High Arched Foot

Cavus foot is a type of condition where the foot has a very high arch.  Due to the high arch, a tremendous amount of weight is placed onto the ball and the heel of the foot whenever standing or walking.  The condition leads to a number of different symptoms and signs which can affect the foot, ankle, knee, hip and spine.  It tends to be present at birth but only noticed later in adulthood. Once considered a sign of the aristocracy, it is now just considered a biomechanical problem. A high arch can also (and less commonly) be caused by a neurological disorder or other types of medical conditions.

High arches in themselves may or may not cause a problem. As the body has compensated for it over a number of years, some experts strongly advocate just leaving it as it is.
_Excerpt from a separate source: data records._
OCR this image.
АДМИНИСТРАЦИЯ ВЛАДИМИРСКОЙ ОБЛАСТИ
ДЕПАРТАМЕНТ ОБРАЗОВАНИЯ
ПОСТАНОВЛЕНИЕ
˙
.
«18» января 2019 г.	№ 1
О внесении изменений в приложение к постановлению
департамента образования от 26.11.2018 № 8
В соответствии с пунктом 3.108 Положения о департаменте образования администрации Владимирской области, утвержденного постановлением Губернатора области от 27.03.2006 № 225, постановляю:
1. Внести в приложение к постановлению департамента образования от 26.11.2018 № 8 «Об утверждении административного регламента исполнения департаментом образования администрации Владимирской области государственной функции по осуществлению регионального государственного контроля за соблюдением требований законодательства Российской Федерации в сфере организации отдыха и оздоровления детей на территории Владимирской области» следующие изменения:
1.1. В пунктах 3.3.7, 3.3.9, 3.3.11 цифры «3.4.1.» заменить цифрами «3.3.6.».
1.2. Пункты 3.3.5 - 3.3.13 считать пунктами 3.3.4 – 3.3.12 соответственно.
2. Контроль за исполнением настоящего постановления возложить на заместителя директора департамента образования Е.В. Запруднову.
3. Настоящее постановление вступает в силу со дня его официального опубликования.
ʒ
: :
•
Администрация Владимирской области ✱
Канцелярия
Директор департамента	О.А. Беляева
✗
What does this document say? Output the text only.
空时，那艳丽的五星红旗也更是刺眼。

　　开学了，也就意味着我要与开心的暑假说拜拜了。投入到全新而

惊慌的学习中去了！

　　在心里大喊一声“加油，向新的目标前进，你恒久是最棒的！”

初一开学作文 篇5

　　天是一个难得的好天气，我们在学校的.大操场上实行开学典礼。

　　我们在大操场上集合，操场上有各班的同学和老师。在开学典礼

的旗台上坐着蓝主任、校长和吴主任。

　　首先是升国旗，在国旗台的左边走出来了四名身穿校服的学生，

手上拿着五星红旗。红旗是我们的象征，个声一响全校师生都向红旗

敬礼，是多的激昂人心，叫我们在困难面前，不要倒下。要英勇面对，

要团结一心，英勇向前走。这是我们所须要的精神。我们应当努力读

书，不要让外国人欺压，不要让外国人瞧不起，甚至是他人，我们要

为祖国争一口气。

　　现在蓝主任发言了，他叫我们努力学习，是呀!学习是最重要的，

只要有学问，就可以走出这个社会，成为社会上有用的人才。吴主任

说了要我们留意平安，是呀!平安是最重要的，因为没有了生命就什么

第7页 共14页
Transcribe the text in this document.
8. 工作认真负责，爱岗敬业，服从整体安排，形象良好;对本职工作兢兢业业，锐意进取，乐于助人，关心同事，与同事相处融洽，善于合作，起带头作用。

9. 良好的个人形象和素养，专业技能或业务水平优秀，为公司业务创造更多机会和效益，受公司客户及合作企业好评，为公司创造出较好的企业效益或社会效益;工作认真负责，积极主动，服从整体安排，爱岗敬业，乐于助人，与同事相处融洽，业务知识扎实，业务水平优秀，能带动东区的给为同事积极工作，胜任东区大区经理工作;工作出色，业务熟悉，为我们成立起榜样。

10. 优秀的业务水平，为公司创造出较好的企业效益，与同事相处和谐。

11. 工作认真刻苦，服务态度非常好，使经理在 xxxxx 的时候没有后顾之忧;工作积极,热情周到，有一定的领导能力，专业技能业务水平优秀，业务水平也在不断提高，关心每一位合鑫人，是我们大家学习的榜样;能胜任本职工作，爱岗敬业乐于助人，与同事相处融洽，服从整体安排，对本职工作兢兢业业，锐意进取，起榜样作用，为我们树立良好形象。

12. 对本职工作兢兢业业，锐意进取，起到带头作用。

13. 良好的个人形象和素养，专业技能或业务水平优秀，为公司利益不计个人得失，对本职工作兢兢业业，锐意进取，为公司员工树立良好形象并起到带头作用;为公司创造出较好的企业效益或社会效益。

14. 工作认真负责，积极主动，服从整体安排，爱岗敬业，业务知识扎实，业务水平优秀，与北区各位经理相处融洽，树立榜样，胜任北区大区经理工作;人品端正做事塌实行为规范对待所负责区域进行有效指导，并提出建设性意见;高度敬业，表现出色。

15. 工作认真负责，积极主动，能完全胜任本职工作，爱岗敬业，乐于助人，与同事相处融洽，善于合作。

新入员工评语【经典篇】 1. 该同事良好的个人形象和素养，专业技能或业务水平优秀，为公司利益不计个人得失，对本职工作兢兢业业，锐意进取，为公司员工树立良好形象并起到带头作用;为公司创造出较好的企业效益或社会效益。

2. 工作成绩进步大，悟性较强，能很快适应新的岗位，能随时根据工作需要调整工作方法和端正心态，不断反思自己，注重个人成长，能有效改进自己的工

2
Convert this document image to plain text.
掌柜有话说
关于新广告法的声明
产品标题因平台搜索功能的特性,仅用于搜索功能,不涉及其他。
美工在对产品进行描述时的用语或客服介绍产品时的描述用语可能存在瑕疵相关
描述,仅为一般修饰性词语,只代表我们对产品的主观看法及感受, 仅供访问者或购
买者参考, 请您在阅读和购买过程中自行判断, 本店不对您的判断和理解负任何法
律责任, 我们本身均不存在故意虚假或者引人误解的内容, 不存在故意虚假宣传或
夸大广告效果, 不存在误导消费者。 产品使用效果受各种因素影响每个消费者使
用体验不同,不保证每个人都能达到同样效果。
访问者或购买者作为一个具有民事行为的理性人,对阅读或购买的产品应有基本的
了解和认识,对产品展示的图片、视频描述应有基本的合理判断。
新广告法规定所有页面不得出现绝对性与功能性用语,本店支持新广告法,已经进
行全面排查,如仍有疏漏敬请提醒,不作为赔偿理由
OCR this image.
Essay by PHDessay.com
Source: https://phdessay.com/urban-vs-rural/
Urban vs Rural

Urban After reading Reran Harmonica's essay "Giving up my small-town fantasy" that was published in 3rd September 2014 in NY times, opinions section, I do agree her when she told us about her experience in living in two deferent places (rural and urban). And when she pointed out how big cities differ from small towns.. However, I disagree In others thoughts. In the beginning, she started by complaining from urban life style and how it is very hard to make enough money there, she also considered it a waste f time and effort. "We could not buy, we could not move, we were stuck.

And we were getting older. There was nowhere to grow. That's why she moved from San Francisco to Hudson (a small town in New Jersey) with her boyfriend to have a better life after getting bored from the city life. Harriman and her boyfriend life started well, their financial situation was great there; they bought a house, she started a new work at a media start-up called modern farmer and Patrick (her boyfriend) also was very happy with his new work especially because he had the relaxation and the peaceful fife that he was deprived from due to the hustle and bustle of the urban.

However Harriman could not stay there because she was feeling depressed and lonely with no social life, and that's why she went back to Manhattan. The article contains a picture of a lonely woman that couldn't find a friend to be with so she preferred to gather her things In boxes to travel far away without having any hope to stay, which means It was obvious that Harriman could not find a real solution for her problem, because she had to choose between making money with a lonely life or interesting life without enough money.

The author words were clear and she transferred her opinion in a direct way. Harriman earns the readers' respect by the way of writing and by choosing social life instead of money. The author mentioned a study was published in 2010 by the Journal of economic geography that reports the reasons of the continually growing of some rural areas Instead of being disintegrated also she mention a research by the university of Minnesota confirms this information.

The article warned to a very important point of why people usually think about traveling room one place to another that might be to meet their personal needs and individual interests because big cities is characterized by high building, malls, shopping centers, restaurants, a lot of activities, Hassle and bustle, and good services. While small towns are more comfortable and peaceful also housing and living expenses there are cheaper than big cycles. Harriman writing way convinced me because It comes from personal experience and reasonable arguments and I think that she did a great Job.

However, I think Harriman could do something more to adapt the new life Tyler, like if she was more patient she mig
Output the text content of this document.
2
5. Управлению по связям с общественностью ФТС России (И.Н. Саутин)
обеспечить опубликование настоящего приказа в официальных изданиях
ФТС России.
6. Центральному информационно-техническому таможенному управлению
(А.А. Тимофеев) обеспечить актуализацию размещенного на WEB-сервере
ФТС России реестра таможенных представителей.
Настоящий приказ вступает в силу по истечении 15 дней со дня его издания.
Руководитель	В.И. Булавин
But the high arch can affect force transmission in the foot, causing issues in other joints in the legs such as ankles knees and hips.

High Arched Foot Anatomy

The foot tends to be a complex structure located at the end of the leg.  It is composed of more than 33 joints and 26 bones.  It provides balance, assists in mobility and performs a number of other different essential functions for humans.  The shape, along with the natural balance-keeping systems in the body, make humans capable of running, walking, climbing and a host of other activities.  The structure of the foot is similar in nature to that of the hand.  Since it bears additional weight, it is less mobile and a lot stronger.

High Arched Foot

How to Treat a High Arched Foot:

  1. Orthotic Devices

Custom orthotics that fit into your shoes are quite beneficial because they provide you with cushioning and stability for the foot.

  1. Shoe Modifications

High-topped shoes help provide support for the ankle.  Shoes that have heels that are a little wider on the bottom will provide you with a sense of stability.

  1. Bracing

Surgeons might recommend bracing to help keep the ankle and foot stable.  It also tends to be quite useful in managing any foot drop.

  1. Surgery

When non-surgical treatment fails to provide pain relief and improve overall stability, surgery might be necessary to decrease pain, compensate for foot weakness and increase stability.  The best procedure will be determined based on your individual case.  In certain instances where a neurological problem exists, surgery may be needed down the line to help slow the disorder progression.

Tips:

  • Most of the time, cavus foot is often hereditary and you are born with it.
  • Determine what type of foot structure your siblings and parents have to see if you are prone to developing any pain or problems with your lower limbs.
  • Spina bifida and muscular dystrophy tend to make individuals more prone to the condition as  the muscles weaken.
  • Weak calf muscles can cause the condition depending on the biomechanics involved.
  • Seek help from your sports therapist or podiatrist to advise you on the best course of action.
  • The high arch can naturally drop with age.